Das Cabildo von Fuerteventura hat am Dienstag im Palacio de Formación y Congresos in Puerto del Rosario eine partizipative Veranstaltung zur Erstellung eines Klimaschutzplans für den Tourismussektor abgehalten. Diese Sitzung diente als Plattform für den Austausch zwischen Institutionen, Unternehmen, sozialen Einrichtungen und der Bevölkerung, um eine klare Strategie zur Dekarbonisierung der Insel zu entwickeln.

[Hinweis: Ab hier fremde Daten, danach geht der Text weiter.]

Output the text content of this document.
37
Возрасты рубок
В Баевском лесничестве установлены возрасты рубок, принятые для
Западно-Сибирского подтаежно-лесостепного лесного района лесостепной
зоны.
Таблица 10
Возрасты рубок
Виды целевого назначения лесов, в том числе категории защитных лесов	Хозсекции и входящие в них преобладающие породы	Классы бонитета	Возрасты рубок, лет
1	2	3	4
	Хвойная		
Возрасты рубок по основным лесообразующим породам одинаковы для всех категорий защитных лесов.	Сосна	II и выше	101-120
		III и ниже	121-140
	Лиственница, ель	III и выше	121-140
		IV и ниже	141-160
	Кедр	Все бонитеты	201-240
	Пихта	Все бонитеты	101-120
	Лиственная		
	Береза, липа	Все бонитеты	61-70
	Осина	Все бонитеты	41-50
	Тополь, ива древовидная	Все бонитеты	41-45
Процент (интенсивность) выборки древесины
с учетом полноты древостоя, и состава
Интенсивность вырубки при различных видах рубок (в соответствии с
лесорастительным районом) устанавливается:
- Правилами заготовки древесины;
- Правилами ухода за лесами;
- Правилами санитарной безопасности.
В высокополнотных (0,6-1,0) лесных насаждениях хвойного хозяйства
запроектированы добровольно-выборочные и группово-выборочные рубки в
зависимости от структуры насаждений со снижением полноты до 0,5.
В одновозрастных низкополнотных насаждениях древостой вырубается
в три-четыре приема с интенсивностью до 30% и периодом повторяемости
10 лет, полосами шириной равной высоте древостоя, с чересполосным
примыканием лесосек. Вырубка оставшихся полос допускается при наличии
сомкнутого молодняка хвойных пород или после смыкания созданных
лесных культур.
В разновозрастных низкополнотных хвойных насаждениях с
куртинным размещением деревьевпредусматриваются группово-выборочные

Die Präsidentin des Cabildo, Lola García, betonte, dass es nicht nur um ein Dokument gehe, sondern um ein Modell für die Insel, das den Herausforderungen des Klimawandels begegnen soll.
García hob die bereits laufenden Initiativen in Bereichen wie Abfallmanagement, erneuerbare Energien, nachhaltige Mobilität und die Wiederbelebung traditioneller Systeme hervor. Sie forderte ein qualitativ hochwertiges Tourismusmodell, das den Wert steigert und den Druck auf das Gebiet verringert. Der Plan sieht konkrete Maßnahmen mit Zielvorgaben für 2030, 2040 und 2050 vor.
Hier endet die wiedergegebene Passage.